En fait, selon le Fed model (c’est-à-dire le niveau d’équilibre des indices boursiers en fonction des résultats prévisibles et des taux d’intérêt), le niveau actuel du Dow Jones ou encore du Cac 40 annonce une baisse des bénéfices par action de respectivement 55 % et 65 % dès 2008. Si cela n’est pas une récession, qu’est-ce alors ? Autrement dit, la récession actuelle est déjà « pricée » dans les cours boursiers.

A l’inverse, les niveaux actuels des indices boursiers n’intègrent nullement un baril à 75 dollars, un euro à 1,35 dollar, les plans de sauvetage des banques, la faiblesse des taux d’intérêt et encore moins le fait que de nombreuses entreprises voient leur capitalisation boursière devenir inférieure à la valeur de leurs fonds propres. Sur le Cac 40 par exemple, c’est le cas pour la moitié des entreprises. La dernière fois qu’une telle déconnexion a été observée remonte au début 2003. A l’époque, la quasi-totalité des investisseurs et des analystes annonçaient une récession sans précédent pour 2003 et des indices boursiers encore en baisse pour les mois suivants. Et pourtant, de mars à décembre 2003, le Dow Jones a gagné 39 %, le Dax 80 % et le Cac 40 48 %.

Enfin, rappelons que les niveaux actuels des indices boursiers n’intègrent en rien la révolution technologique qui est en train de prendre forme sous nos yeux, en l’occurrence celle des Nouvelles Technologiques de l’Energie. A l’évidence, celle-ci apportera son lot de croissance, d’emploi et de désinflation qui permettra forcément de relancer les marchés boursiers en 2009.

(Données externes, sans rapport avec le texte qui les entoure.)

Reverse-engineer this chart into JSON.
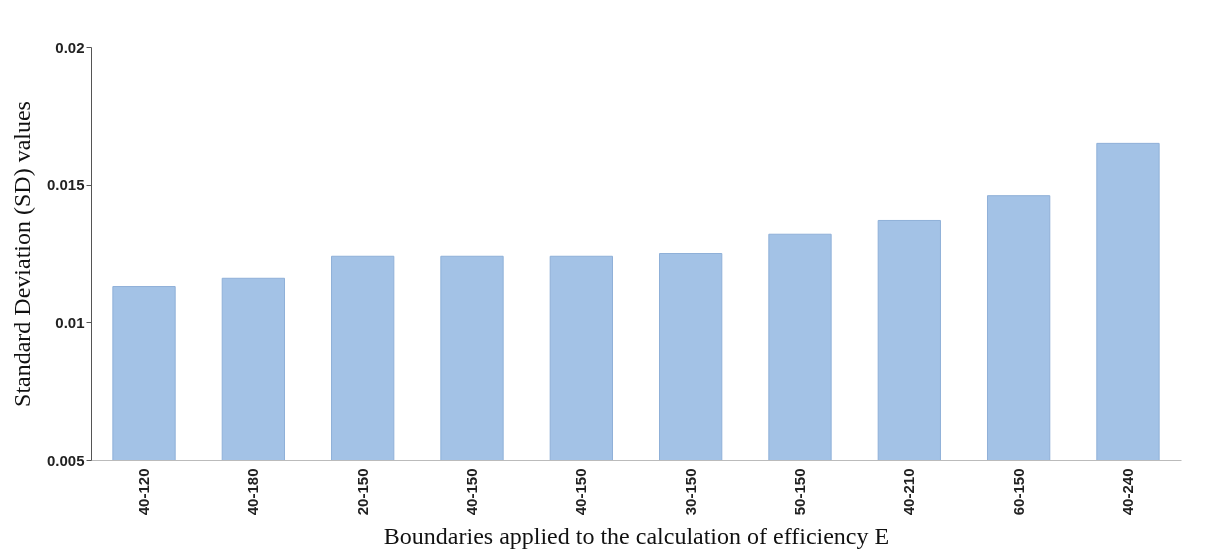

Bien entendu, il ne s’agit pas pour nous d’annoncer que les marchés boursiers vont rebondir dans des proportions similaires à 2003. D’ailleurs, faire des prévisions boursières sur la base des fondamentaux économiques n’a actuellement aucun sens. Un peu comme il était vain en juin dernier d’annoncer, comme nous le faisions, que les cours du baril et de l’euro/dollar allaient inévitablement baisser. Personne ne voulait écouter. Et pourtant… Voilà pourquoi l’économiste n’a pas le droit de faire des prévisions sur l’évolution de la spéculation, mais doit se contenter de rappeler la réalité des fondamentaux vers laquelle les marchés finissent toujours par converger.